Aussi incroyable que cela puisse paraître, Misaki fait certaines choses citées plus haut pour le bien de sa sœur et ce n’est pas tant pour lui faire comprendre qu’elle doive lâcher prise, être moins « constipée » dans la vie, et nanani nanana. Non, non, ce serait plutôt pour des motifs beaucoup plus graves ou sérieux que ça ou pour lui faire comprendre qu’elle doit vivre sa vie pour elle-même et non pas pour les autres… et aussi et surtout parce que, il faut bien le dire, elle est bordélique par nature également pour ce qui est d’exprimer ses sentiments et faire comprendre à sa grande sœur qu’elle l’aime et/ou qu’elle veut lui rendre service. Car voui… sa sœur, elle l’aime !
Au début, le spectateur balance constamment entre deux sentiments la concernant : l’agacement et la sympathie. D’une part, elle veut aider sa sœur mais elle s’y prend d’une manière radicale, sans prendre de gants, voire même de manière cruelle, pour arriver à ses fins. D’autre part, ça part toujours d’un bon sentiment, elle veut vraiment aider sa sœur, donc on a du mal à lui en vouloir longtemps. En parallèle, elle a le mérite de faire son possible pour se sortir de la mouise toute seule (trouver un travail, pour commencer… ), car elle est dans une mouise internationale. Misaki n’est pas un parasite. Et puis, mais cela n’engage que moi, je trouve que Satomi Ishihara est belle à damner un Saint et du coup, elle offre un très gros capital sympathie à notre Misaki. Enfin, d’épisode en épisode, le spectateur en apprend de plus en plus sur Misaki, ce qui permet de se faire une opinion de plus en plus tranchée sur elle.

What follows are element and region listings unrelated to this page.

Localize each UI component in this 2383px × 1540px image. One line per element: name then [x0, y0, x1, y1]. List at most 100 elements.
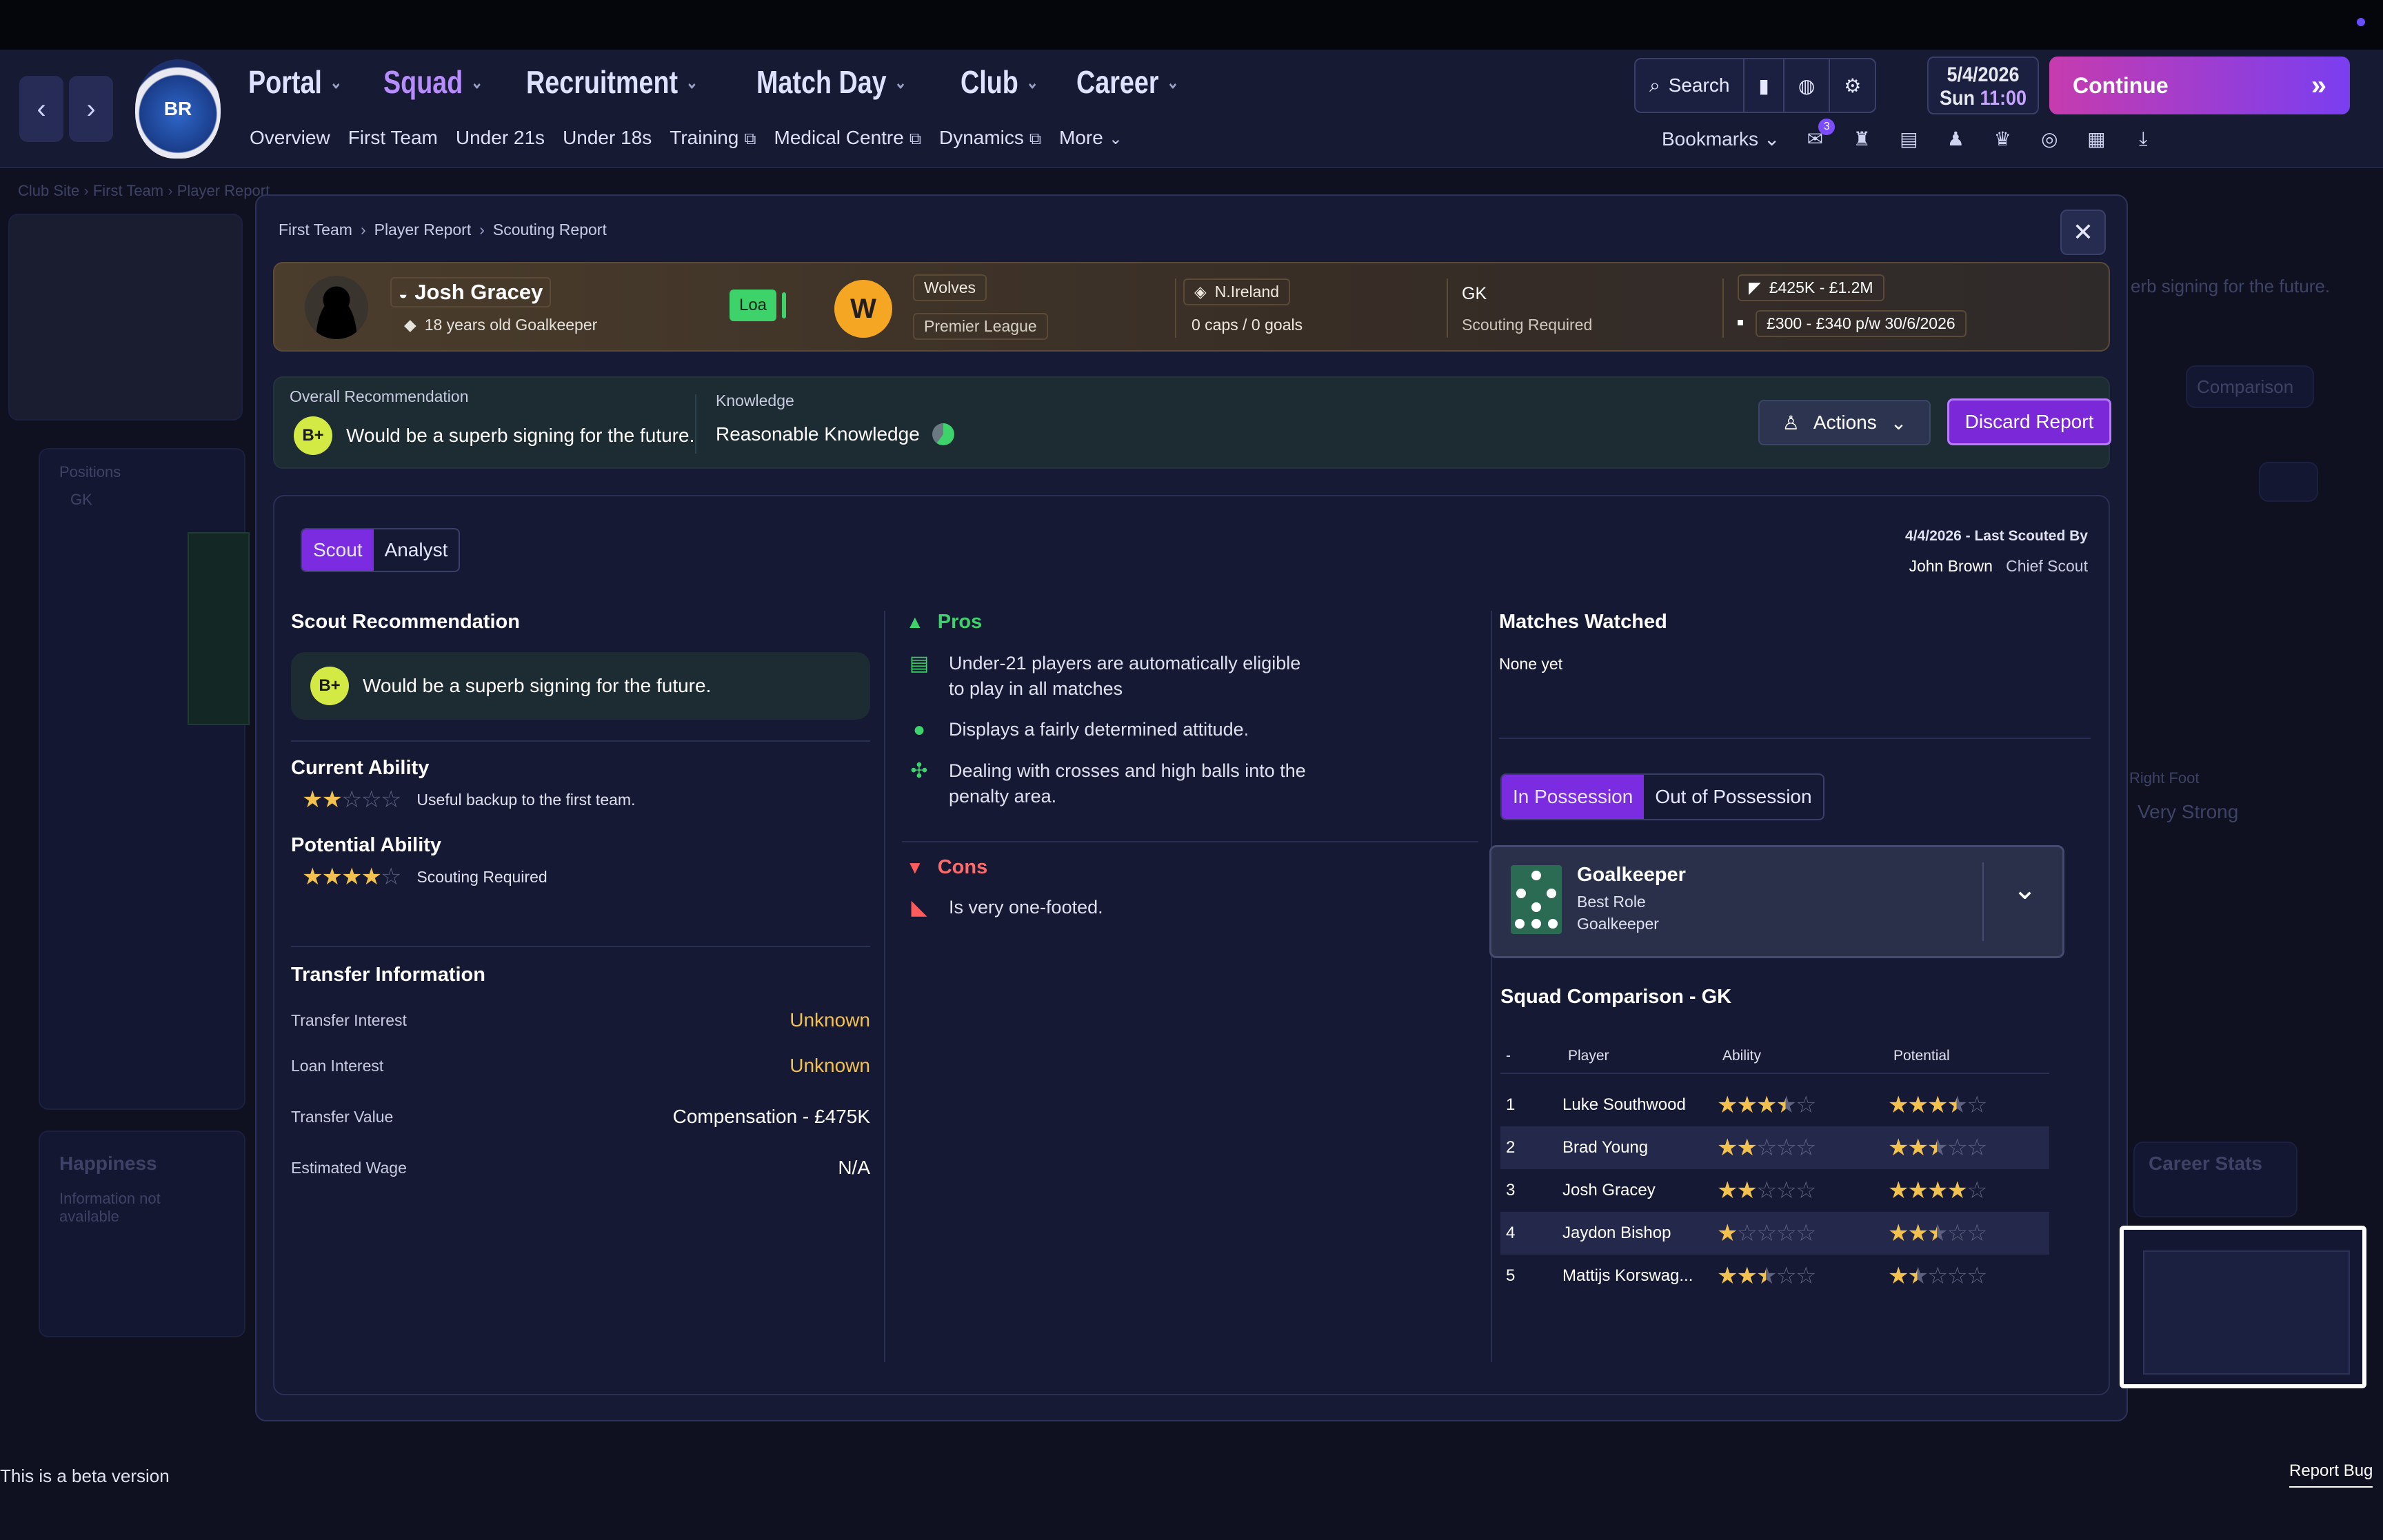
value-range[interactable]: ◤ £425K - £1.2M [1738, 274, 1884, 301]
world-button[interactable]: ◍ [1784, 59, 1831, 112]
subnav-training-label: Training [670, 127, 739, 148]
close-button[interactable]: ✕ [2060, 210, 2106, 255]
player-position: GK [1462, 284, 1487, 303]
calendar-icon[interactable]: ▦ [2084, 127, 2108, 150]
col-header-ability[interactable]: Ability [1722, 1048, 1761, 1064]
wage-contract[interactable]: £300 - £340 p/w 30/6/2026 [1756, 310, 1967, 337]
subnav-under-21s[interactable]: Under 21s [456, 127, 545, 149]
kit-icon[interactable]: ♜ [1850, 127, 1873, 150]
player-name-box[interactable]: ◒ Josh Gracey [390, 277, 552, 307]
matches-watched-title: Matches Watched [1499, 611, 1667, 633]
cons-title: Cons [937, 856, 988, 878]
nav-match-day[interactable]: Match Day ⌄ [756, 63, 907, 101]
continue-button[interactable]: Continue » [2049, 57, 2350, 114]
grade-badge: B+ [310, 667, 349, 705]
gear-icon: ⚙ [1844, 74, 1862, 97]
minimap[interactable] [2120, 1226, 2366, 1388]
main-nav: Portal ⌄ Squad ⌄ Recruitment ⌄ Match Day ⌄ C… [248, 63, 1222, 101]
table-row[interactable]: 4 Jaydon Bishop ★☆☆☆☆ ★★★☆☆ [1500, 1212, 2049, 1255]
beta-notice: This is a beta version [0, 1466, 170, 1486]
player-cell: Jaydon Bishop [1562, 1224, 1671, 1242]
status-dot [2357, 18, 2365, 26]
scout-analyst-tabs: Scout Analyst [301, 528, 461, 572]
forward-button[interactable]: › [69, 76, 113, 142]
sub-nav: Overview First Team Under 21s Under 18s … [250, 127, 1123, 149]
role-selector[interactable]: Goalkeeper Best Role Goalkeeper ⌄ [1489, 845, 2064, 958]
table-row[interactable]: 2 Brad Young ★★☆☆☆ ★★★☆☆ [1500, 1126, 2049, 1169]
notes-icon[interactable]: ▤ [1897, 127, 1920, 150]
potential-ability-title: Potential Ability [291, 834, 442, 856]
download-icon[interactable]: ⤓ [2131, 127, 2155, 150]
row-key: Loan Interest [291, 1056, 384, 1075]
nationality[interactable]: ◈ N.Ireland [1183, 278, 1291, 305]
col-header-player[interactable]: Player [1568, 1048, 1609, 1064]
nav-portal[interactable]: Portal ⌄ [248, 63, 342, 101]
thumbs-down-icon: ▼ [906, 857, 924, 878]
actions-dropdown[interactable]: ♙ Actions ⌄ [1758, 400, 1931, 445]
row-key: Transfer Value [291, 1107, 394, 1126]
pro-line: Dealing with crosses and high balls into… [949, 760, 1306, 781]
club-name[interactable]: Wolves [913, 274, 987, 301]
tab-in-possession[interactable]: In Possession [1502, 775, 1645, 819]
table-row[interactable]: 5 Mattijs Korswag... ★★★☆☆ ★★☆☆☆ [1500, 1255, 2049, 1297]
inbox-icon[interactable]: ✉ 3 [1803, 119, 1836, 150]
report-body: Scout Analyst 4/4/2026 - Last Scouted By… [273, 495, 2110, 1395]
subnav-first-team[interactable]: First Team [348, 127, 438, 149]
focus-icon[interactable]: ◎ [2038, 127, 2061, 150]
player-cell: Brad Young [1562, 1138, 1649, 1157]
crumb-first-team[interactable]: First Team [279, 221, 352, 239]
day-text: Sun [1939, 87, 1975, 110]
current-ability-note: Useful backup to the first team. [416, 790, 636, 809]
date-display[interactable]: 5/4/2026 Sun 11:00 [1927, 57, 2039, 114]
subnav-more[interactable]: More ⌄ [1059, 127, 1123, 149]
discard-report-button[interactable]: Discard Report [1947, 398, 2111, 445]
table-row[interactable]: 3 Josh Gracey ★★☆☆☆ ★★★★☆ [1500, 1169, 2049, 1212]
trophy-icon[interactable]: ♛ [1991, 127, 2014, 150]
back-button[interactable]: ‹ [19, 76, 63, 142]
chevron-down-icon[interactable]: ⌄ [2013, 872, 2037, 906]
person-icon: ♙ [1782, 412, 1800, 434]
staff-icon[interactable]: ♟ [1944, 127, 1967, 150]
settings-button[interactable]: ⚙ [1830, 59, 1875, 112]
nav-recruitment[interactable]: Recruitment ⌄ [526, 63, 698, 101]
nav-club[interactable]: Club ⌄ [961, 63, 1038, 101]
tab-out-of-possession[interactable]: Out of Possession [1644, 775, 1822, 819]
subnav-under-18s[interactable]: Under 18s [563, 127, 652, 149]
ability-stars: ★★★★☆ [1717, 1092, 1816, 1118]
bookmarks-dropdown[interactable]: Bookmarks ⌄ [1662, 128, 1780, 150]
subnav-medical-centre[interactable]: Medical Centre ⧉ [774, 127, 921, 149]
tab-analyst[interactable]: Analyst [374, 529, 459, 571]
nav-squad[interactable]: Squad ⌄ [383, 63, 483, 101]
subnav-training[interactable]: Training ⧉ [670, 127, 756, 149]
bookmarks-bar: Bookmarks ⌄ ✉ 3 ♜ ▤ ♟ ♛ ◎ ▦ ⤓ [1662, 119, 2155, 150]
table-row[interactable]: 1 Luke Southwood ★★★★☆ ★★★★☆ [1500, 1084, 2049, 1126]
nav-career[interactable]: Career ⌄ [1076, 63, 1179, 101]
crosses-icon: ✣ [910, 760, 928, 782]
scout-recommendation: B+ Would be a superb signing for the fut… [291, 652, 870, 720]
bg-happiness-title: Happiness [59, 1153, 157, 1174]
loan-status-badge[interactable]: Loa [730, 290, 786, 321]
bookmark-button[interactable]: ▮ [1744, 59, 1784, 112]
role-label: Best Role [1577, 893, 1646, 911]
pro-text: Displays a fairly determined attitude. [949, 719, 1249, 740]
scout-role: Chief Scout [2006, 557, 2088, 575]
search-button[interactable]: ⌕ Search [1636, 59, 1745, 112]
current-ability-stars: ★★☆☆☆ [302, 787, 401, 813]
globe-icon: ◍ [1798, 74, 1816, 97]
tab-scout[interactable]: Scout [302, 529, 374, 571]
crumb-player-report[interactable]: Player Report [374, 221, 472, 239]
subnav-overview[interactable]: Overview [250, 127, 330, 149]
external-link-icon: ⧉ [744, 130, 756, 148]
club-crest[interactable]: BR [135, 59, 221, 159]
bg-crumb: Club Site [18, 182, 80, 199]
report-bug-link[interactable]: Report Bug [2289, 1461, 2373, 1488]
knowledge-pie-icon [932, 423, 954, 445]
scout-name[interactable]: John Brown [1909, 557, 1992, 575]
col-header-potential[interactable]: Potential [1893, 1048, 1950, 1064]
potential-stars: ★★★★☆ [1888, 1092, 1987, 1118]
subnav-dynamics[interactable]: Dynamics ⧉ [939, 127, 1041, 149]
info-icon: ◆ [404, 316, 416, 334]
league-name[interactable]: Premier League [913, 313, 1048, 340]
club-logo[interactable]: W [834, 280, 892, 338]
player-cell: Luke Southwood [1562, 1095, 1686, 1114]
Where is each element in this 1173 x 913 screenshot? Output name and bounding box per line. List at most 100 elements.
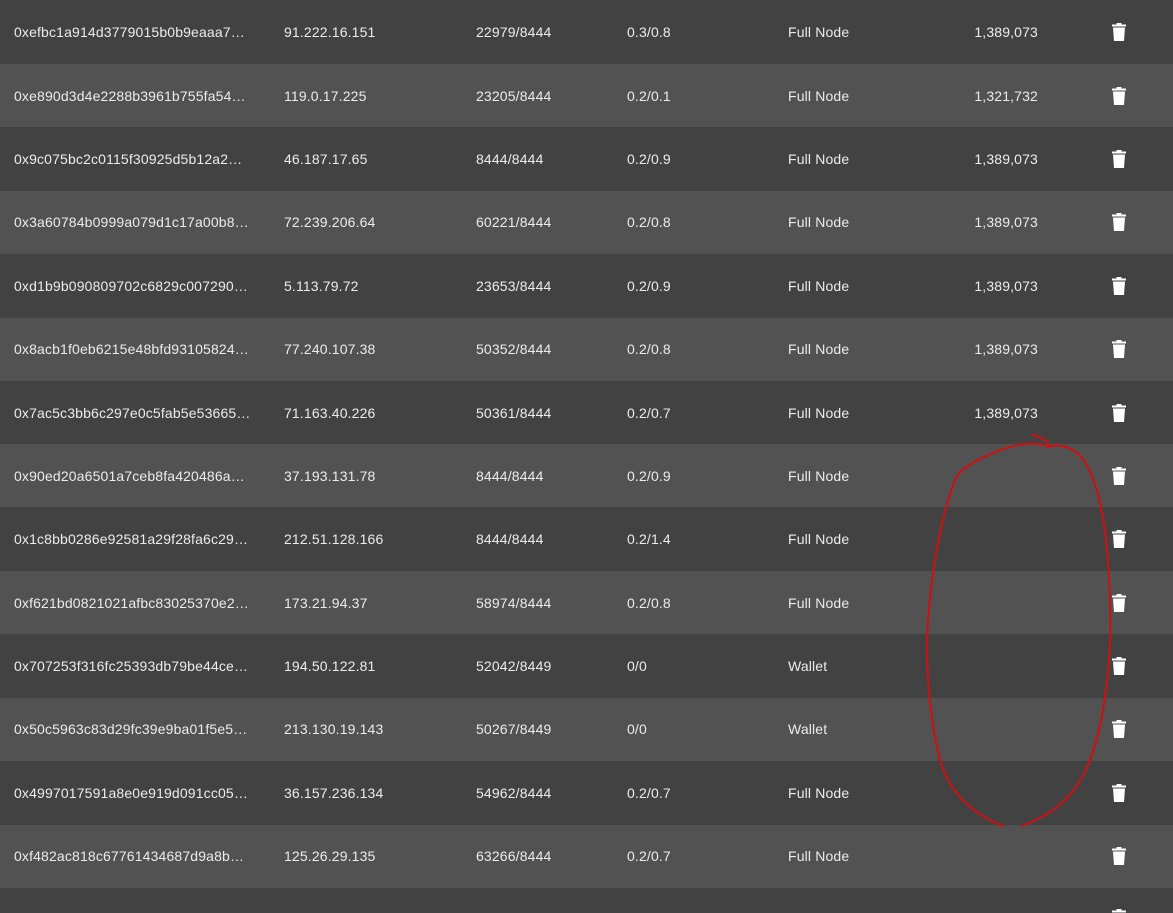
node-id: 0x9c075bc2c0115f30925d5b12a2… [14, 151, 243, 168]
delete-connection-button[interactable] [1104, 635, 1134, 698]
connection-type: Full Node [788, 848, 850, 865]
connection-type: Full Node [788, 531, 850, 548]
ip-address: 77.240.107.38 [284, 341, 376, 358]
node-id-cell: 0x1c8bb0286e92581a29f28fa6c29… [14, 508, 252, 571]
delete-connection-button[interactable] [1104, 508, 1134, 571]
up-down-speed: 0.2/1.4 [627, 531, 671, 548]
table-row: 0x9c075bc2c0115f30925d5b12a2… 46.187.17.… [0, 127, 1173, 191]
port: 23205/8444 [476, 87, 552, 104]
delete-connection-button[interactable] [1104, 698, 1134, 761]
node-id: 0x8acb1f0eb6215e48bfd93105824… [14, 341, 249, 358]
trash-icon [1112, 593, 1126, 612]
delete-connection-button[interactable] [1104, 128, 1134, 191]
peak-height [940, 508, 1038, 571]
trash-icon [1112, 22, 1126, 41]
delete-connection-button[interactable] [1104, 64, 1134, 127]
node-id-cell: 0xf482ac818c67761434687d9a8b… [14, 825, 252, 888]
node-id-cell: 0x7ac5c3bb6c297e0c5fab5e53665… [14, 381, 252, 444]
table-row: 0xe890d3d4e2288b3961b755fa54… 119.0.17.2… [0, 64, 1173, 128]
trash-icon [1112, 720, 1126, 739]
up-down-speed: 0.2/0.7 [627, 404, 671, 421]
node-id: 0xe890d3d4e2288b3961b755fa54… [14, 87, 246, 104]
node-id: 0x1c8bb0286e92581a29f28fa6c29… [14, 531, 249, 548]
node-id-cell: 0xf621bd0821021afbc83025370e2… [14, 571, 252, 634]
table-row: 0x90ed20a6501a7ceb8fa420486a… 37.193.131… [0, 444, 1173, 508]
node-id-cell: 0x3a60784b0999a079d1c17a00b8… [14, 191, 252, 254]
table-row: 0xf482ac818c67761434687d9a8b… 125.26.29.… [0, 824, 1173, 888]
peak-height [940, 571, 1038, 634]
trash-icon [1112, 403, 1126, 422]
peak-height: 1,389,073 [974, 151, 1038, 168]
trash-icon [1112, 530, 1126, 549]
node-id: 0x90ed20a6501a7ceb8fa420486a… [14, 467, 245, 484]
delete-connection-button[interactable] [1104, 888, 1134, 913]
ip-address: 72.239.206.64 [284, 214, 376, 231]
table-row: 0xd1b9b090809702c6829c007290… 5.113.79.7… [0, 254, 1173, 318]
node-id-cell: 0x50c5963c83d29fc39e9ba01f5e5… [14, 698, 252, 761]
ip-address: 173.21.94.37 [284, 594, 368, 611]
connection-type: Full Node [788, 278, 850, 295]
up-down-speed: 0.2/0.9 [627, 151, 671, 168]
trash-icon [1112, 213, 1126, 232]
connection-type: Full Node [788, 87, 850, 104]
up-down-speed: 0.3/0.8 [627, 23, 671, 40]
port: 54962/8444 [476, 784, 552, 801]
peak-height [940, 635, 1038, 698]
up-down-speed: 0.2/0.1 [627, 87, 671, 104]
delete-connection-button[interactable] [1104, 255, 1134, 318]
ip-address: 119.0.17.225 [284, 87, 367, 104]
ip-address: 91.222.16.151 [284, 23, 376, 40]
trash-icon [1112, 277, 1126, 296]
node-id: 0xf482ac818c67761434687d9a8b… [14, 848, 245, 865]
delete-connection-button[interactable] [1104, 761, 1134, 824]
up-down-speed: 0.2/0.8 [627, 341, 671, 358]
port: 60221/8444 [476, 214, 552, 231]
up-down-speed: 0/0 [627, 658, 647, 675]
trash-icon [1112, 657, 1126, 676]
peak-height [940, 761, 1038, 824]
trash-icon [1112, 86, 1126, 105]
connection-type: Full Node [788, 341, 850, 358]
delete-connection-button[interactable] [1104, 381, 1134, 444]
delete-connection-button[interactable] [1104, 191, 1134, 254]
node-id: 0x707253f316fc25393db79be44ce… [14, 658, 249, 675]
delete-connection-button[interactable] [1104, 0, 1134, 63]
port: 50361/8444 [476, 404, 552, 421]
delete-connection-button[interactable] [1104, 444, 1134, 507]
peak-height [940, 444, 1038, 507]
node-id: 0x4997017591a8e0e919d091cc05… [14, 784, 249, 801]
trash-icon [1112, 150, 1126, 169]
node-id: 0x7ac5c3bb6c297e0c5fab5e53665… [14, 404, 251, 421]
ip-address: 37.193.131.78 [284, 467, 376, 484]
node-id-cell: 0x90ed20a6501a7ceb8fa420486a… [14, 444, 252, 507]
node-id: 0x3a60784b0999a079d1c17a00b8… [14, 214, 249, 231]
port: 50267/8449 [476, 721, 552, 738]
ip-address: 194.50.122.81 [284, 658, 376, 675]
table-row: 0x7ac5c3bb6c297e0c5fab5e53665… 71.163.40… [0, 381, 1173, 445]
up-down-speed: 0.2/0.7 [627, 784, 671, 801]
port: 8444/8444 [476, 151, 544, 168]
connection-type: Full Node [788, 23, 850, 40]
node-id: 0x50c5963c83d29fc39e9ba01f5e5… [14, 721, 248, 738]
table-row: 0x4997017591a8e0e919d091cc05… 36.157.236… [0, 761, 1173, 825]
node-id-cell: 0x9c075bc2c0115f30925d5b12a2… [14, 128, 252, 191]
connection-type: Full Node [788, 404, 850, 421]
delete-connection-button[interactable] [1104, 825, 1134, 888]
connections-table: 0xefbc1a914d3779015b0b9eaaa7… 91.222.16.… [0, 0, 1173, 913]
node-id-cell: 0xe890d3d4e2288b3961b755fa54… [14, 64, 252, 127]
node-id-cell: 0x4997017591a8e0e919d091cc05… [14, 761, 252, 824]
ip-address: 212.51.128.166 [284, 531, 384, 548]
connection-type: Full Node [788, 214, 850, 231]
table-row: 0x8acb1f0eb6215e48bfd93105824… 77.240.10… [0, 317, 1173, 381]
connection-type: Wallet [788, 658, 828, 675]
table-row-partial [0, 888, 1173, 913]
port: 23653/8444 [476, 278, 552, 295]
port: 52042/8449 [476, 658, 552, 675]
delete-connection-button[interactable] [1104, 318, 1134, 381]
port: 63266/8444 [476, 848, 552, 865]
node-id-cell: 0x8acb1f0eb6215e48bfd93105824… [14, 318, 252, 381]
delete-connection-button[interactable] [1104, 571, 1134, 634]
up-down-speed: 0/0 [627, 721, 647, 738]
table-row: 0x50c5963c83d29fc39e9ba01f5e5… 213.130.1… [0, 697, 1173, 761]
port: 22979/8444 [476, 23, 552, 40]
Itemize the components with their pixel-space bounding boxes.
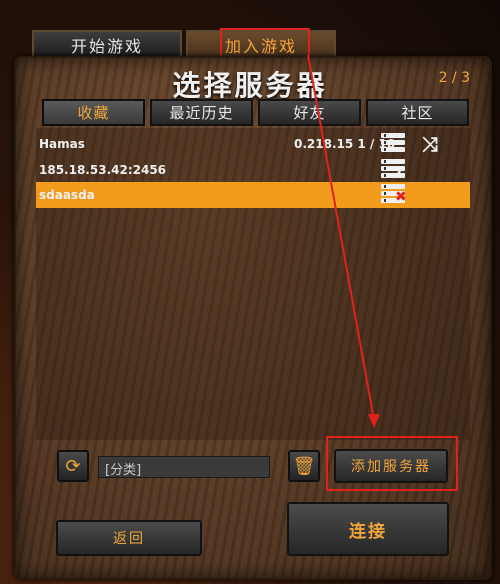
delete-button[interactable]: 🗑 <box>288 450 320 482</box>
tab-start-game[interactable]: 开始游戏 <box>32 30 182 57</box>
tab-community[interactable]: 社区 <box>366 99 469 126</box>
server-online-icon <box>381 133 405 155</box>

Parlons à présent de l’aînée : Hazuki (Nao Matsushita), donc. Alors, Hazuki, c’est l’archétype de la jeune femme qui, EN APPARENCE, s’est bien démerdée dans la vie, (sauf sur le plan sentimental). Elle est indépendante, efficace dans son travail, sa vie est réglée comme du papier à musique, son appartement est nickel chrome (… avant l’arrivée de la frangine, je veux dire !!!!), il ne lui manque plus que son Beau-Prince-Charmant lui fasse sa demande en mariage pour être comblée. En fait, elle pense l’avoir trouvé en la personne de Tatsuya (Yuta Hiraoka), un collègue de travail, mais il tarde vraiment à lui demander sa main. En fait de Beau-Prince-Charmant, elle est plutôt tombée sur le Don Juan du dimanche, le gros goujat de service, et elle va l’apprendre à ses dépens.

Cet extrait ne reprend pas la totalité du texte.